When we multiply a scalar \(c\) with a vector \(\mathbf{v}\), each element of the vector is multiplied by the scalar. Let \(\mathbf{v} = \begin{bmatrix} v_1 \\ v_2 \\ \vdots \\ v_n \end{bmatrix}\). Then, the product of \(c\) and \(\mathbf{v}\) is given by $$c \mathbf{v} = \begin{bmatrix} c v_1 \\ c v_2 \\ \vdots \\ c v_n \end{bmatrix}.$$

Calculate the magnitude of the product of the scalar and the vector

Next, we need to calculate the magnitude of the product of the scalar and the vector, \(|c \mathbf{v}|\).
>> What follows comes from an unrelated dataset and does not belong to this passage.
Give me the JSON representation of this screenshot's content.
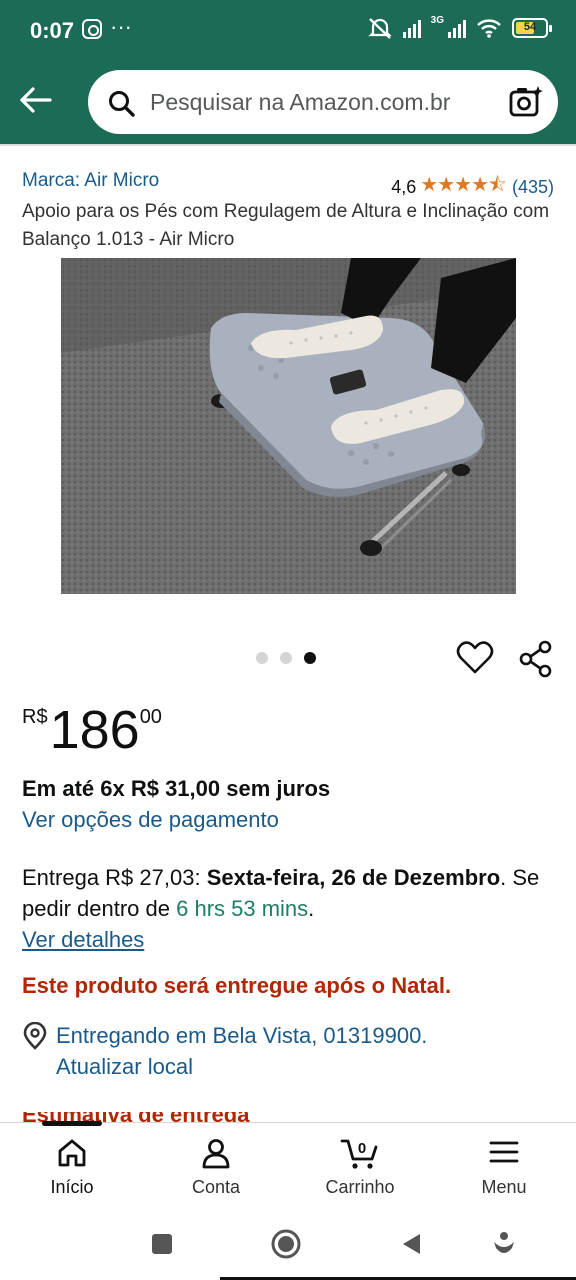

Since \(c \mathbf{v} = \begin{bmatrix} c v_1 \\ c v_2 \\ \vdots \\ c v_n \end{bmatrix}\), we have $$|c \mathbf{v}| = \sqrt{(cv_1)^2 + (cv_2)^2 + \cdots + (cv_n)^2}.$$ We can then factor out the square of the scalar \(c\), which simplifies the expression, $$|c \mathbf{v}| = \sqrt{c^2(v_1^2 + v_2^2 + \cdots + v_n^2)} = \sqrt{c^2 |\mathbf{v}|^2}.$$

Prove the desired property

Now that we have simplified the expression for \(|c \mathbf{v}|\), we can prove the desired property: $$|c \mathbf{v}| = \sqrt{c^2 |\mathbf{v}|^2} = \sqrt{c^2} \sqrt{|\mathbf{v}|^2} = |c| |\mathbf{v}|.$$ So, we have proven that \(|c \mathbf{v}|=|c||\mathbf{v}|,\) as desired.